Chief Medical Officer Cecília Müller said inoculations in Hungary using the Russian Sputnik V vaccine will start in Budapest.
The CMO told a press conference that 560 GPs in the city will each be asked to select five of their patients who do not suffer from any chronic underlying illnesses, who would then be referred to vaccination points to receive the jab.
There are currently 2,800 doses of the Russian vaccine are currently. Müller added that a further amount of the vaccine enough to inoculate 20,000 people were undergoing laboratory testing before use. GPs will also be using the Pfizer-BioNTech vaccine this week, Müller said, adding that 85,410 doses of that vaccine were expected to arrive on Thursday, alongside 21,600 doses of Moderna.

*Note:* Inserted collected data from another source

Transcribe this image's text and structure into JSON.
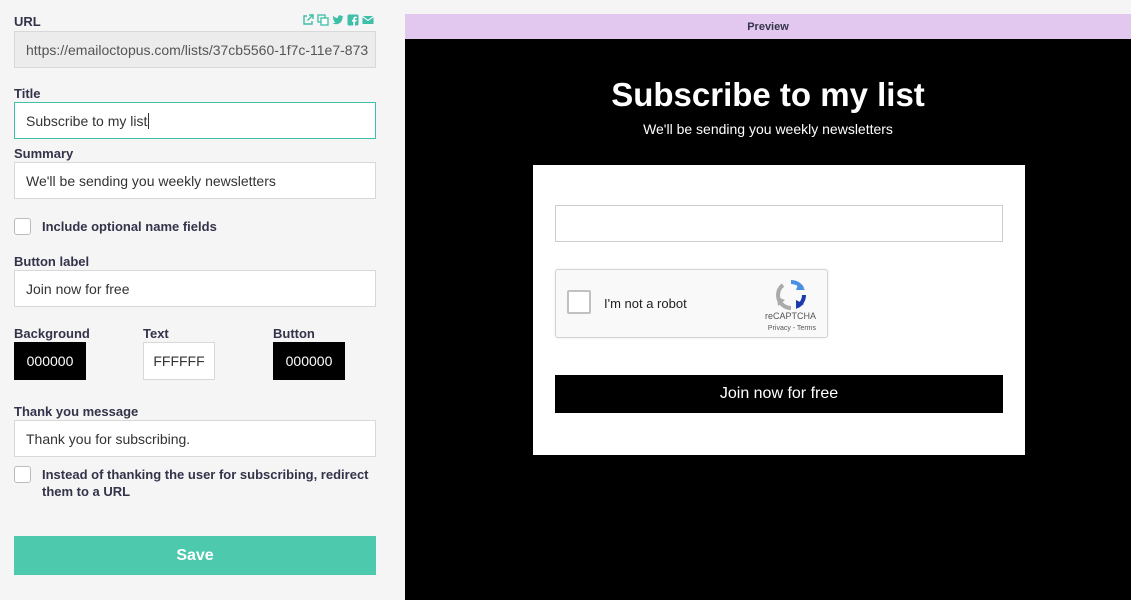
{
  "form": {
    "url": {
      "label": "URL",
      "value": "https://emailoctopus.com/lists/37cb5560-1f7c-11e7-873"
    },
    "share_icons": [
      "external-link-icon",
      "copy-icon",
      "twitter-icon",
      "facebook-icon",
      "email-icon"
    ],
    "title": {
      "label": "Title",
      "value": "Subscribe to my list"
    },
    "summary": {
      "label": "Summary",
      "value": "We'll be sending you weekly newsletters"
    },
    "name_fields": {
      "label": "Include optional name fields",
      "checked": false
    },
    "button_label": {
      "label": "Button label",
      "value": "Join now for free"
    },
    "colors": {
      "background": {
        "label": "Background",
        "value": "000000"
      },
      "text": {
        "label": "Text",
        "value": "FFFFFF"
      },
      "button": {
        "label": "Button",
        "value": "000000"
      }
    },
    "thank_you": {
      "label": "Thank you message",
      "value": "Thank you for subscribing."
    },
    "redirect": {
      "label": "Instead of thanking the user for subscribing, redirect them to a URL",
      "checked": false
    },
    "save_label": "Save"
  },
  "preview": {
    "bar_label": "Preview",
    "title": "Subscribe to my list",
    "summary": "We'll be sending you weekly newsletters",
    "captcha": {
      "label": "I'm not a robot",
      "brand": "reCAPTCHA",
      "links": "Privacy - Terms"
    },
    "button_label": "Join now for free"
  },
  "theme": {
    "accent": "#4dc9ae",
    "preview_bar": "#e2c8ee"
  }
}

Family practitioners will also start inoculating patients with chronic illnesses aged between 18 and 60 with the AstraZeneca vaccine. Fully 2,040 GPs will receive doses for 10 patients each. So far, 291,396 people have received at least one shot, while 110,395 people have been fully inoculated, she said.
Müller warned that though the figures indicated an improving tendency, “the ratio of positive cases within all tests is increasing”. The number of those in hospital and patients on ventilators have also increased, she said, adding that traces of the virus in sewage water were stagnating or increasing. “This gives cause for some concern,” she said. The British variant of the virus has so far been detected in 24 samples, while the Brazilian or South African variants have not been reported, Müller said.